MMPVA

 

The Marrakech Museum for Photography and Visual Arts (MMPVA) launched its inaugural exhibition this week, featuring the work of several Magnum photographers.

Strangely, this museum, set to be the largest space dedicated to photography and digital visual media in the world, does not actually physically exist yet, nor will it open officially until 2016. It is currently being built, designed by British architect David Chipperfield. However, an exhibition to inaugurate the project was housed in the temporary MMPVA space at the El Badi Palace, in Morocco’s Red City.
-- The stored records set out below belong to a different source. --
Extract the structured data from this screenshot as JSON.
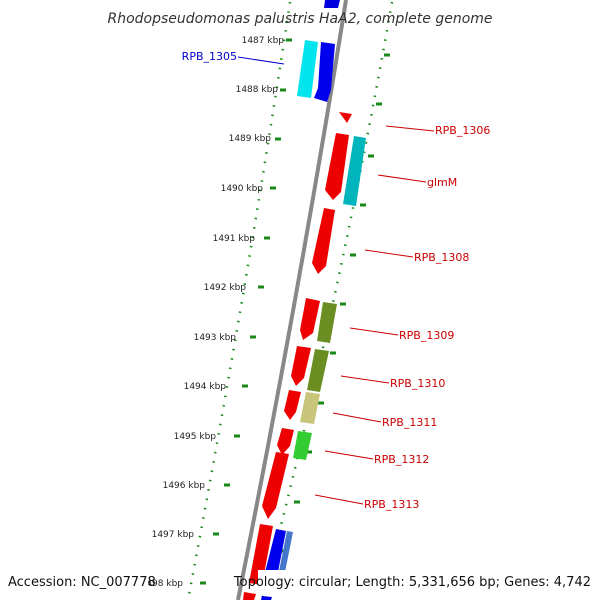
{
  "title": "Rhodopseudomonas palustris HaA2, complete genome",
  "accession": "Accession: NC_007778",
  "topology": "Topology: circular; Length: 5,331,656 bp; Genes: 4,742",
  "colors": {
    "backbone": "#888888",
    "tick_dots": "#1a8a1a",
    "label_red": "#cc0000",
    "label_blue": "#0000cc"
  },
  "kbp_labels": [
    "1487 kbp",
    "1488 kbp",
    "1489 kbp",
    "1490 kbp",
    "1491 kbp",
    "1492 kbp",
    "1493 kbp",
    "1494 kbp",
    "1495 kbp",
    "1496 kbp",
    "1497 kbp",
    "1498 kbp"
  ],
  "gene_labels": [
    {
      "text": "RPB_1305",
      "color": "#0000cc"
    },
    {
      "text": "RPB_1306",
      "color": "#cc0000"
    },
    {
      "text": "glmM",
      "color": "#cc0000"
    },
    {
      "text": "RPB_1308",
      "color": "#cc0000"
    },
    {
      "text": "RPB_1309",
      "color": "#cc0000"
    },
    {
      "text": "RPB_1310",
      "color": "#cc0000"
    },
    {
      "text": "RPB_1311",
      "color": "#cc0000"
    },
    {
      "text": "RPB_1312",
      "color": "#cc0000"
    },
    {
      "text": "RPB_1313",
      "color": "#cc0000"
    }
  ]
}
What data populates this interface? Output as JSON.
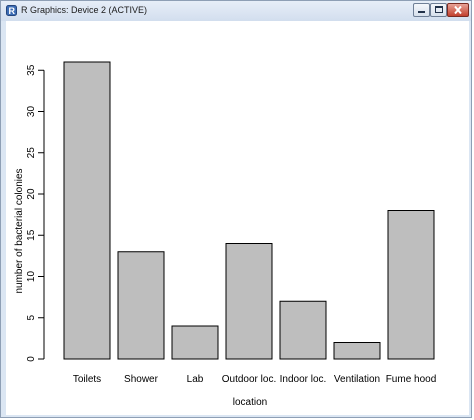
{
  "window": {
    "title": "R Graphics: Device 2 (ACTIVE)",
    "buttons": {
      "minimize": "minimize-icon",
      "maximize": "maximize-icon",
      "close": "close-icon"
    }
  },
  "chart_data": {
    "type": "bar",
    "categories": [
      "Toilets",
      "Shower",
      "Lab",
      "Outdoor loc.",
      "Indoor loc.",
      "Ventilation",
      "Fume hood"
    ],
    "values": [
      36,
      13,
      4,
      14,
      7,
      2,
      18
    ],
    "title": "",
    "xlabel": "location",
    "ylabel": "number of bacterial colonies",
    "ylim": [
      0,
      36
    ],
    "yticks": [
      0,
      5,
      10,
      15,
      20,
      25,
      30,
      35
    ],
    "bar_color": "#bebebe",
    "grid": false
  }
}
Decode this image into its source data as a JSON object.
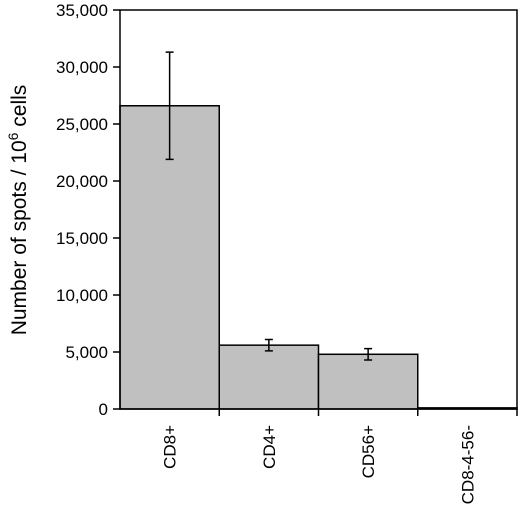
{
  "chart_data": {
    "type": "bar",
    "y_label": [
      "Number of spots / 10",
      "6",
      " cells"
    ],
    "categories": [
      "CD8+",
      "CD4+",
      "CD56+",
      "CD8-4-56-"
    ],
    "values": [
      26600,
      5600,
      4800,
      100
    ],
    "errors": [
      4700,
      500,
      500,
      null
    ],
    "color": "#c0c0c0",
    "ylim": [
      0,
      35000
    ],
    "yticks": [
      0,
      {
        "value": 5000,
        "label": "5,000"
      },
      {
        "value": 10000,
        "label": "10,000"
      },
      {
        "value": 15000,
        "label": "15,000"
      },
      {
        "value": 20000,
        "label": "20,000"
      },
      {
        "value": 25000,
        "label": "25,000"
      },
      {
        "value": 30000,
        "label": "30,000"
      },
      {
        "value": 35000,
        "label": "35,000"
      }
    ]
  }
}
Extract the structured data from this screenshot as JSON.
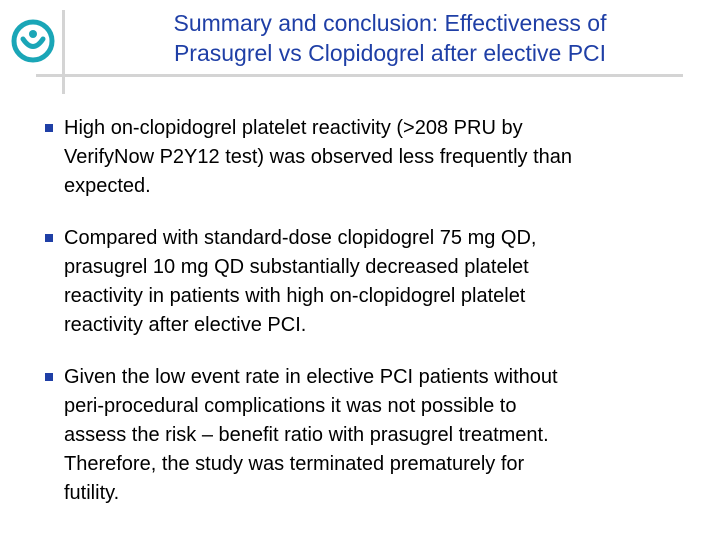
{
  "title": {
    "lines": [
      "Summary and conclusion: Effectiveness of",
      "Prasugrel vs Clopidogrel after elective PCI"
    ]
  },
  "colors": {
    "accent": "#1f3fa6",
    "logo": "#1aa6b7",
    "rule": "#d4d4d4"
  },
  "bullets": [
    {
      "lines": [
        "High on-clopidogrel platelet reactivity (>208 PRU by",
        "VerifyNow P2Y12 test) was observed less frequently than",
        "expected."
      ]
    },
    {
      "lines": [
        "Compared with standard-dose clopidogrel 75 mg QD,",
        "prasugrel 10 mg QD substantially decreased platelet",
        "reactivity in patients with high on-clopidogrel platelet",
        "reactivity after elective PCI."
      ]
    },
    {
      "lines": [
        "Given the low event rate in elective PCI patients without",
        "peri-procedural complications it was not possible to",
        "assess the risk – benefit ratio with prasugrel treatment.",
        "Therefore, the study was terminated prematurely for",
        "futility."
      ]
    }
  ]
}
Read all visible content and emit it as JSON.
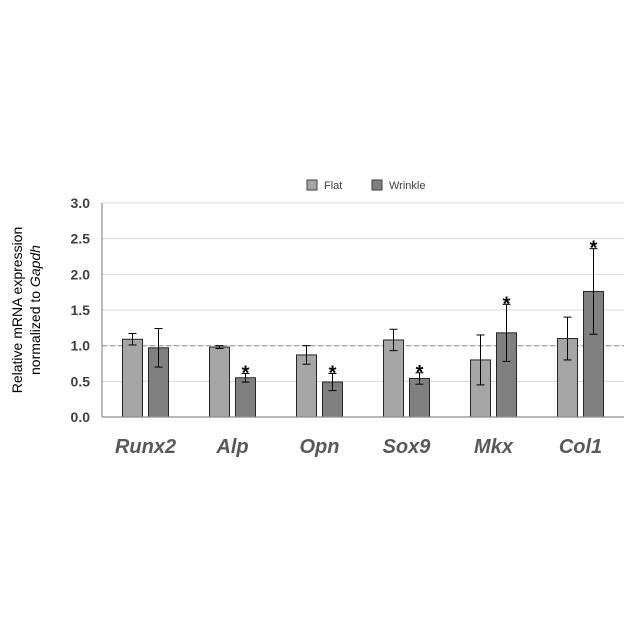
{
  "chart_data": {
    "type": "bar",
    "categories": [
      "Runx2",
      "Alp",
      "Opn",
      "Sox9",
      "Mkx",
      "Col1"
    ],
    "series": [
      {
        "name": "Flat",
        "color": "#a6a6a6",
        "values": [
          1.09,
          0.98,
          0.87,
          1.08,
          0.8,
          1.1
        ],
        "errors": [
          0.08,
          0.02,
          0.13,
          0.15,
          0.35,
          0.3
        ]
      },
      {
        "name": "Wrinkle",
        "color": "#808080",
        "values": [
          0.97,
          0.55,
          0.49,
          0.54,
          1.18,
          1.76
        ],
        "errors": [
          0.27,
          0.06,
          0.12,
          0.08,
          0.4,
          0.6
        ]
      }
    ],
    "significance": [
      [
        false,
        false
      ],
      [
        false,
        true
      ],
      [
        false,
        true
      ],
      [
        false,
        true
      ],
      [
        false,
        true
      ],
      [
        false,
        true
      ]
    ],
    "significance_marker": "*",
    "reference_line": 1.0,
    "ylim": [
      0,
      3
    ],
    "yticks": [
      "0.0",
      "0.5",
      "1.0",
      "1.5",
      "2.0",
      "2.5",
      "3.0"
    ],
    "ylabel_line1": "Relative mRNA expression",
    "ylabel_line2_prefix": "normalized to ",
    "ylabel_line2_gene": "Gapdh",
    "legend_position": "top-center",
    "grid": true
  }
}
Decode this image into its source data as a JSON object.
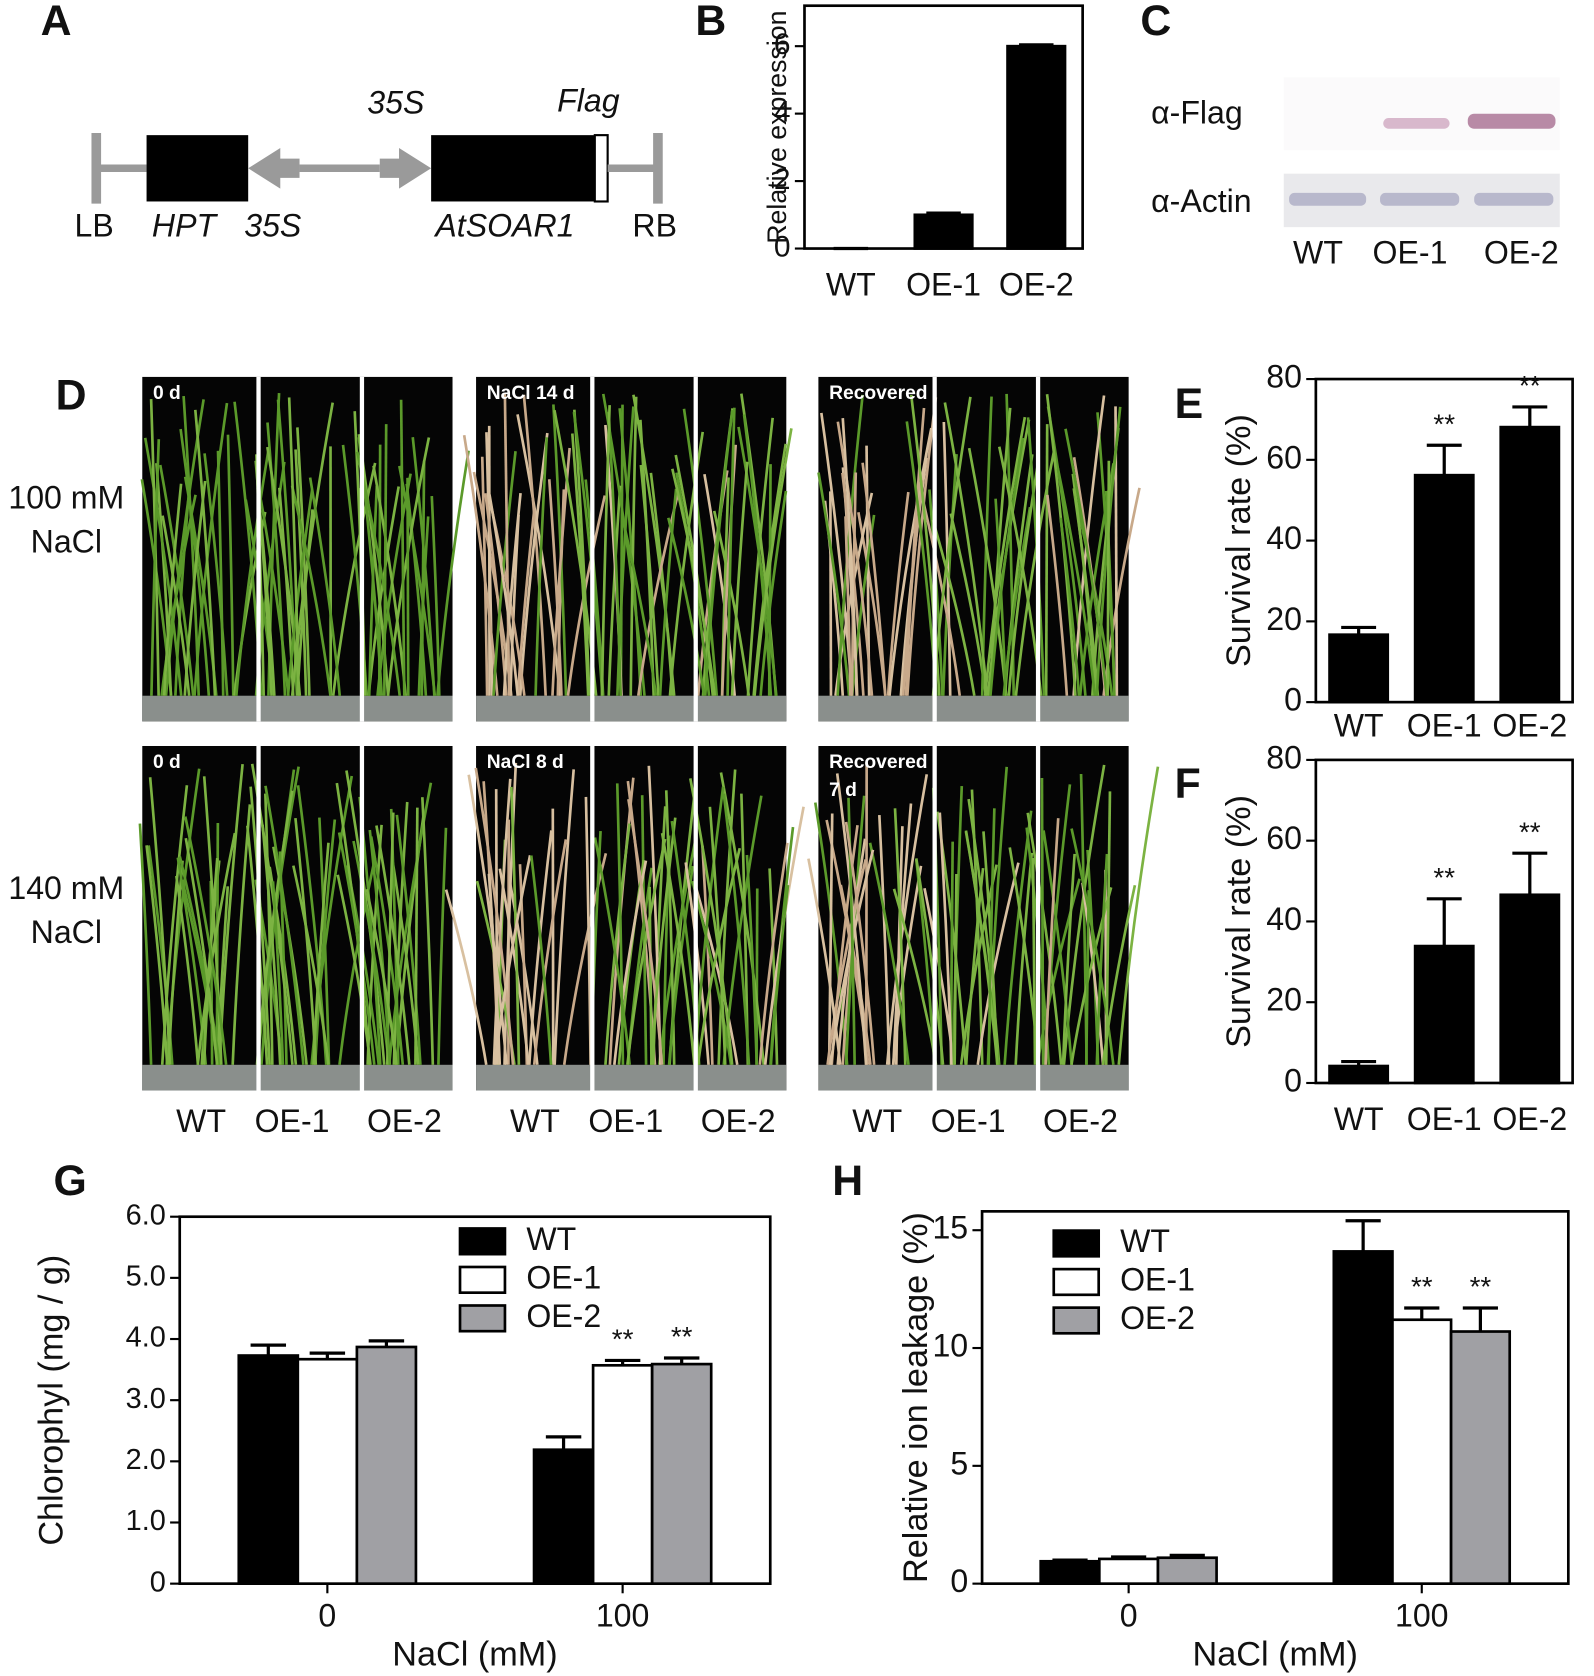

Five photographers from leading agency Magnum were commissioned to photograph the city in order to produce images that would feature in the exhibition, which was created over an eight-day period. Mark Power, Jim Goldberg, Susan Meiselas, Abbas and Mikhael Subotzky took to the streets of the city to garner a photographic expression of Marrakesh. However, even the most seasoned of photographers encounter difficulties from time to time and apparently those at Magnum are no different. According to Sean O’Hagan, writing in the Observer, the undertaking came to resemble a chaotic experiment, not least because much of the city’s population did not want to be photographed.

“Jim was having a pretty hard time,” Mark Power told the Observer. “For myriad reasons, many people here do not like to be photographed, and they often make that clear. I tend to set up, then watch and wait from a distance, so I become invisible after a while. Jim is more up close, and this day no one was having it. In desperation he started shooting a few frames of a horse that happened to be passing. Suddenly this guy appears and goes: ‘No! Stop! My horse does not want to be photographed.’”

Susan Meiselas’s solution to this problem was to produce a pop-up studio in a public market in which women volunteered to be photographed. Meanwhile, Mikhael Subotzky, armed with a motorbike and video kit used to make 360-degree images, took to the streets and produced a film that shows Marrakesh from different perspectives – from alley ways to popular tourist spots.

The Marrakech Museum for Photography and Visual Arts will eventually be housed in a 6,000 metre-squared state-of-the-art facility, encompassing galleries, theatre space and educational facilities. It is thought that it will focus on three areas of lens-based media: architecture and design; photojournalism; and fashion and culture.